- Emblem of the Antarctic Treaty
- Observed by: Personnel at research stations in Antarctica
- Type: Default
- Significance: The anniversary of the signing of the Antarctic Treaty in 1959
- Celebrations: Public talks, educational activities, media consumption, flag flying
- Date: December 1
- Frequency: Annual
- Related to: Midwinter Day

= Antarctica Day =

Celebration of the anniversary of the Antarctic Treaty

Antarctica Day is an international holiday recognizing the anniversary of the signing of the Antarctic Treaty in 1959. It is celebrated on December 1 each year.
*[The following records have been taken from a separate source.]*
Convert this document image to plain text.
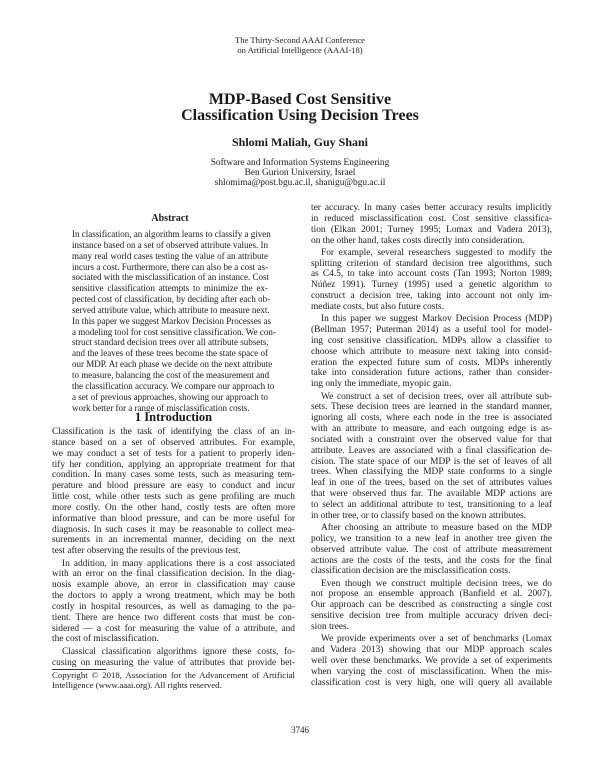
The Thirty-Second AAAI Conference
on Artificial Intelligence (AAAI-18)
MDP-Based Cost Sensitive
Classification Using Decision Trees
Shlomi Maliah, Guy Shani
Software and Information Systems Engineering
Ben Gurion University, Israel
shlomima@post.bgu.ac.il, shanigu@bgu.ac.il
Abstract
In classification, an algorithm learns to classify a given
instance based on a set of observed attribute values. In
many real world cases testing the value of an attribute
incurs a cost. Furthermore, there can also be a cost as-
sociated with the misclassification of an instance. Cost
sensitive classification attempts to minimize the ex-
pected cost of classification, by deciding after each ob-
served attribute value, which attribute to measure next.
In this paper we suggest Markov Decision Processes as
a modeling tool for cost sensitive classification. We con-
struct standard decision trees over all attribute subsets,
and the leaves of these trees become the state space of
our MDP. At each phase we decide on the next attribute
to measure, balancing the cost of the measurement and
the classification accuracy. We compare our approach to
a set of previous approaches, showing our approach to
work better for a range of misclassification costs.
1 Introduction
Classification is the task of identifying the class of an in-
stance based on a set of observed attributes. For example,
we may conduct a set of tests for a patient to properly iden-
tify her condition, applying an appropriate treatment for that
condition. In many cases some tests, such as measuring tem-
perature and blood pressure are easy to conduct and incur
little cost, while other tests such as gene profiling are much
more costly. On the other hand, costly tests are often more
informative than blood pressure, and can be more useful for
diagnosis. In such cases it may be reasonable to collect mea-
surements in an incremental manner, deciding on the next
test after observing the results of the previous test.
In addition, in many applications there is a cost associated
with an error on the final classification decision. In the diag-
nosis example above, an error in classification may cause
the doctors to apply a wrong treatment, which may be both
costly in hospital resources, as well as damaging to the pa-
tient. There are hence two different costs that must be con-
sidered — a cost for measuring the value of a attribute, and
the cost of misclassification.
Classical classification algorithms ignore these costs, fo-
cusing on measuring the value of attributes that provide bet-
ter accuracy. In many cases better accuracy results implicitly
in reduced misclassification cost. Cost sensitive classifica-
tion (Elkan 2001; Turney 1995; Lomax and Vadera 2013),
on the other hand, takes costs directly into consideration.
For example, several researchers suggested to modify the
splitting criterion of standard decision tree algorithms, such
as C4.5, to take into account costs (Tan 1993; Norton 1989;
Núñez 1991). Turney (1995) used a genetic algorithm to
construct a decision tree, taking into account not only im-
mediate costs, but also future costs.
In this paper we suggest Markov Decision Process (MDP)
(Bellman 1957; Puterman 2014) as a useful tool for model-
ing cost sensitive classification. MDPs allow a classifier to
choose which attribute to measure next taking into consid-
eration the expected future sum of costs. MDPs inherently
take into consideration future actions, rather than consider-
ing only the immediate, myopic gain.
We construct a set of decision trees, over all attribute sub-
sets. These decision trees are learned in the standard manner,
ignoring all costs, where each node in the tree is associated
with an attribute to measure, and each outgoing edge is as-
sociated with a constraint over the observed value for that
attribute. Leaves are associated with a final classification de-
cision. The state space of our MDP is the set of leaves of all
trees. When classifying the MDP state conforms to a single
leaf in one of the trees, based on the set of attributes values
that were observed thus far. The available MDP actions are
to select an additional attribute to test, transitioning to a leaf
in other tree, or to classify based on the known attributes.
After choosing an attribute to measure based on the MDP
policy, we transition to a new leaf in another tree given the
observed attribute value. The cost of attribute measurement
actions are the costs of the tests, and the costs for the final
classification decision are the misclassification costs.
Even though we construct multiple decision trees, we do
not propose an ensemble approach (Banfield et al. 2007).
Our approach can be described as constructing a single cost
sensitive decision tree from multiple accuracy driven deci-
sion trees.
We provide experiments over a set of benchmarks (Lomax
and Vadera 2013) showing that our MDP approach scales
well over these benchmarks. We provide a set of experiments
when varying the cost of misclassification. When the mis-
classification cost is very high, one will query all available
Copyright © 2018, Association for the Advancement of Artificial
Intelligence (www.aaai.org). All rights reserved.
3746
Along with Midwinter Day, it is one of Antarctica's two principal holidays.

== History ==
Antarctica Day was established by the Foundation for the Good Governance of International Spaces in 2010 as a way to highlight the international cooperation that makes governance of the continent possible and to encourage educators to incorporate Antarctica in their curriculum. Antarctica Day was created following the Antarctic Treaty Summit in 2009 on the 50th anniversary of the Antarctic Treaty.

== Celebration ==
As a relatively recent holiday, Antarctica Day has no longstanding traditions. Unlike Midwinter Day, Antarctica Day is more widely celebrated off the continent than on it.

Antarctic organizations based outside of the continent, such as National Antarctic Programs or the government of Antarctic gateway cities, will often observe the holiday with public programming such as talks or movie screenings.

Individuals with professional or personal interest in Antarctica also celebrate Antarctica Day. Some consume Antarctica-related media, such as documentaries or podcasts. Others make social media posts regarding Antarctica. Flag flying is another common way people observe the holiday.